Writing a Batch Script in Python
import logging
from datetime import datetime
import pandas as pd
import requests

logging.basicConfig(filename='batch_job.log', level=logging.INFO)

URL = 'https://api.example.com/data'
FILENAME = f"data_{datetime.today().strftime('%Y%m%d')}.csv"

try:
    logging.info("Starting batch job")
    res = requests.get(URL)
    res.raise_for_status()
    data = res.json()
    df = pd.json_normalize(data)
    df.to_csv(FILENAME, index=False)
    logging.info(f"Data saved to {FILENAME}")
except Exception as e:
    logging.error("Batch job failed", exc_info=True)

Packaging and Dependencies

Use requirements.txt to keep your dependencies organized:

pandas
requests
boto3

Run your job inside a virtual environment:

python3 -m venv venv
source venv/bin/activate
pip install -r requirements.txt

Handling Errors and Retries

Wrap key blocks in try/except and optionally retry:

import time

retries = 3
for i in range(retries):
    try:
        response = requests.get(URL)
        response.raise_for_status()
        break
    except requests.RequestException as e:
        if i < retries - 1:
            time.sleep(5)
        else:
            raise e

Logging and Monitoring

Always log:

  • Start and end time

  • Any warnings or errors

  • Rows processed or files written

Use tools like:

  • CloudWatch Logs (AWS)

  • Datadog or Prometheus

  • ELK Stack (Elasticsearch + Logstash + Kibana)


Notifications

Alert on failure or success:

  • Email – Use SMTP

  • Slack – Use Slack Webhooks

  • AWS SNS – For cloud-native notifications


Best Practices
  • Use parameterized configs (YAML or JSON)

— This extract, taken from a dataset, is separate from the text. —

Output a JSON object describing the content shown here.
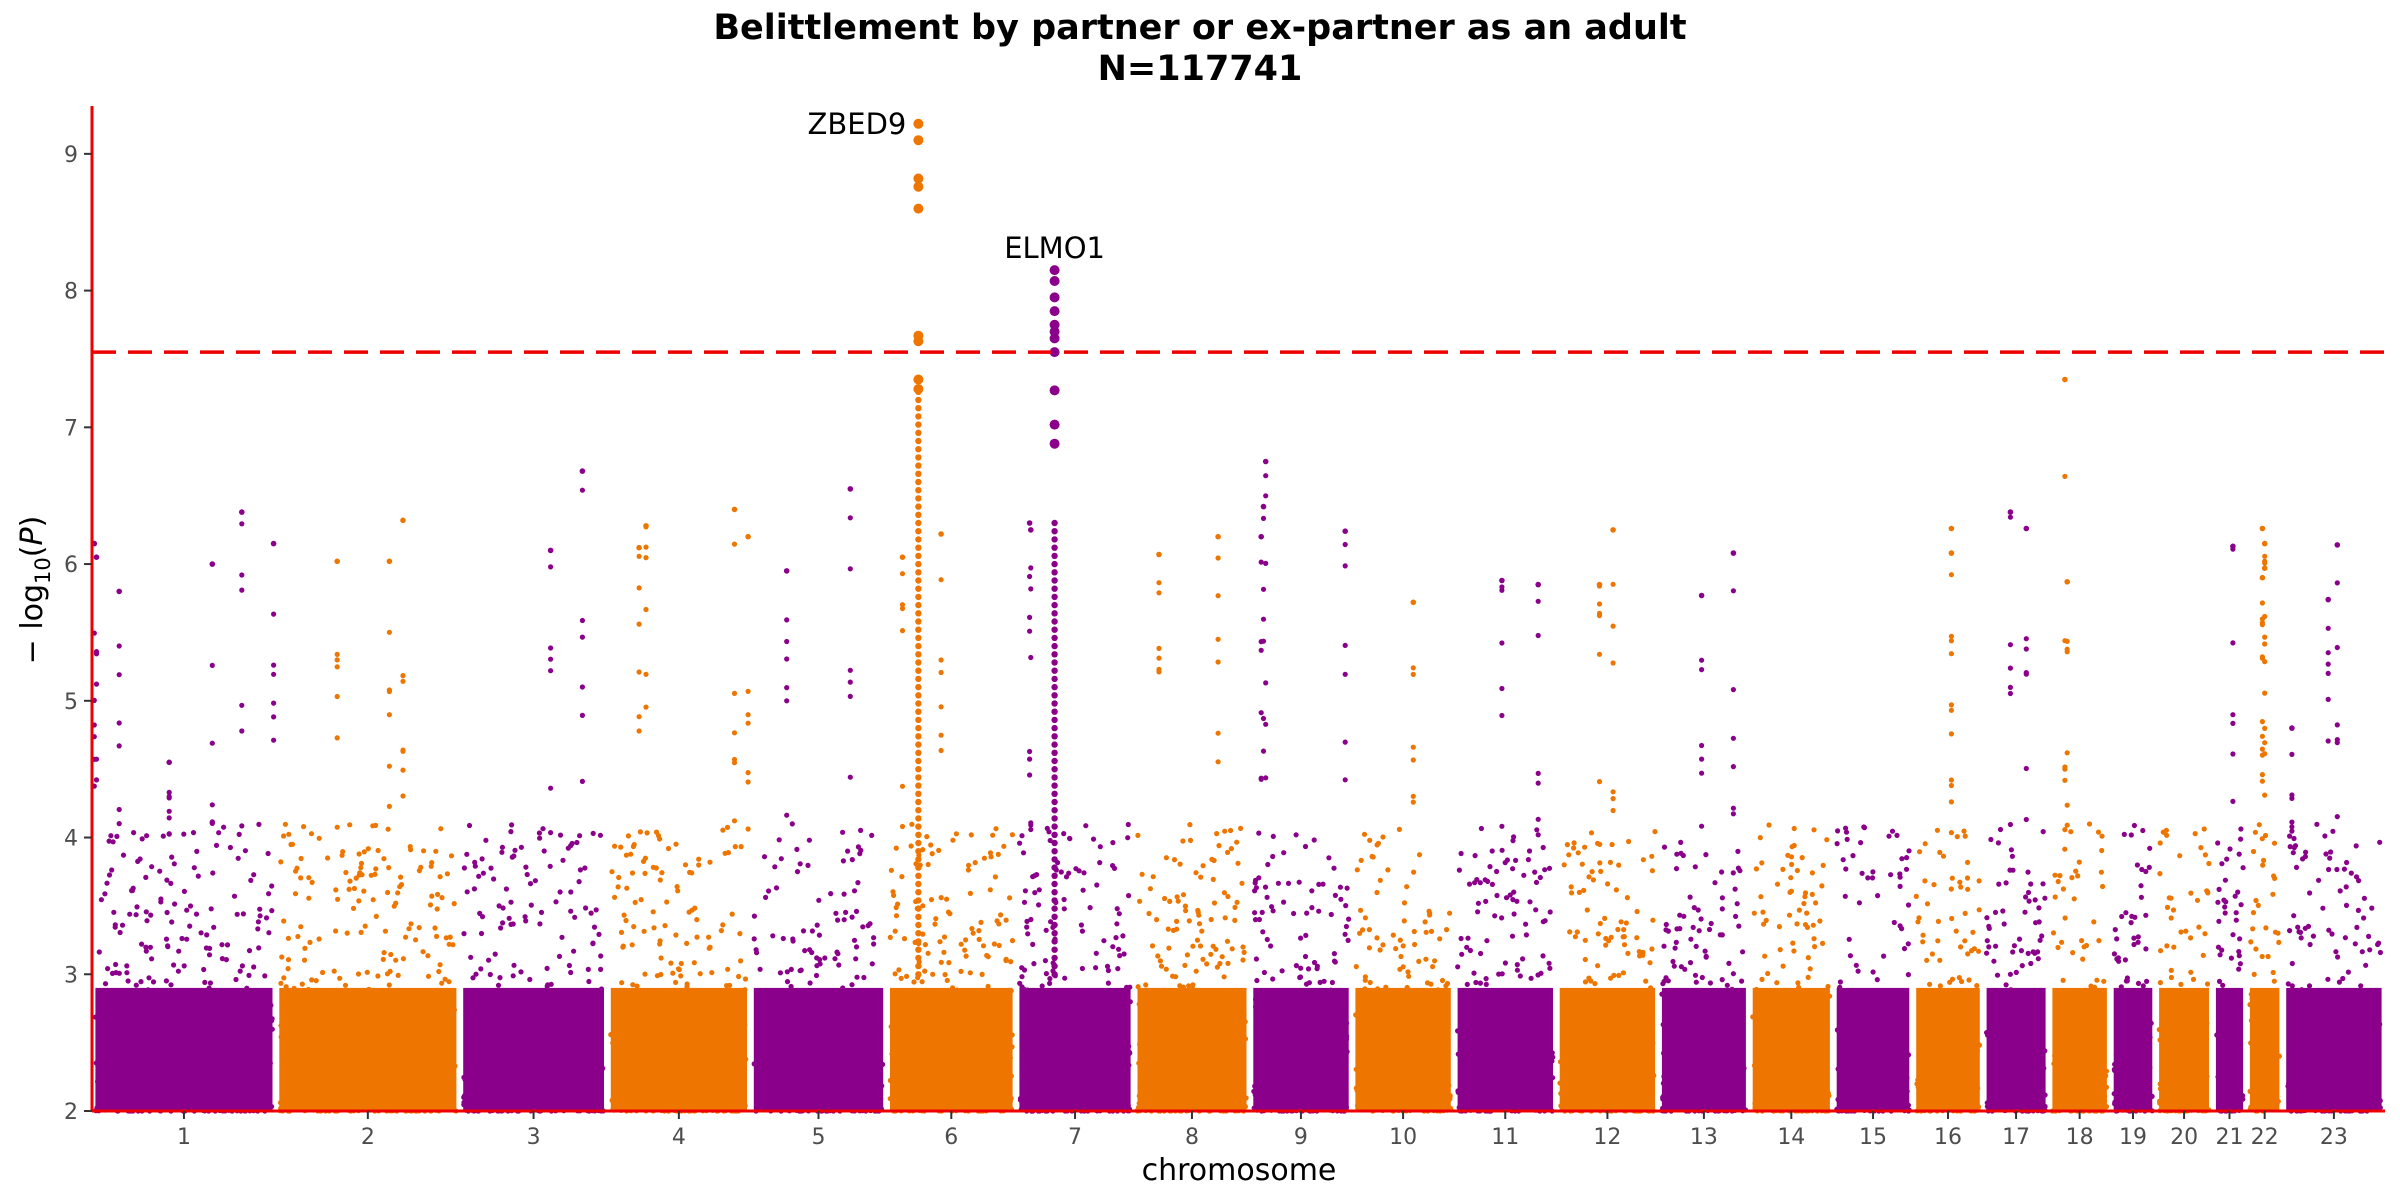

  • Keep your code modular and testable

  • Avoid hardcoded file paths or credentials

  • Retry and fail gracefully

  • Monitor job history and failures

  • Store logs and outputs in S3 or a shared directory

  • Use version control (Git) for scripts


Real-World Example: Batch Job for Weather Data
import requests
import pandas as pd
import time
from datetime import datetime

API_KEY = 'your_openweather_api_key'
CITY = 'New York'
URL = f"http://api.openweathermap.org/data/2.5/weather?q={CITY}&appid={API_KEY}"

try:
    print("Starting weather job")
    res = requests.get(URL)
    weather = res.json()
    df = pd.json_normalize(weather)
    df['timestamp'] = datetime.now()
    df.to_csv(f"weather_{CITY}.csv", index=False)
    print("Data saved.")
except Exception as e:
    print("Error fetching weather:", e)

Conclusion

Python makes it easy to build reliable batch jobs for your data engineering pipelines. Whether you’re working with cron, Airflow, or AWS services, the key is writing clean, modular code with solid error handling and monitoring. With this guide, you now have a strong foundation to build and scale your own batch processing workflows.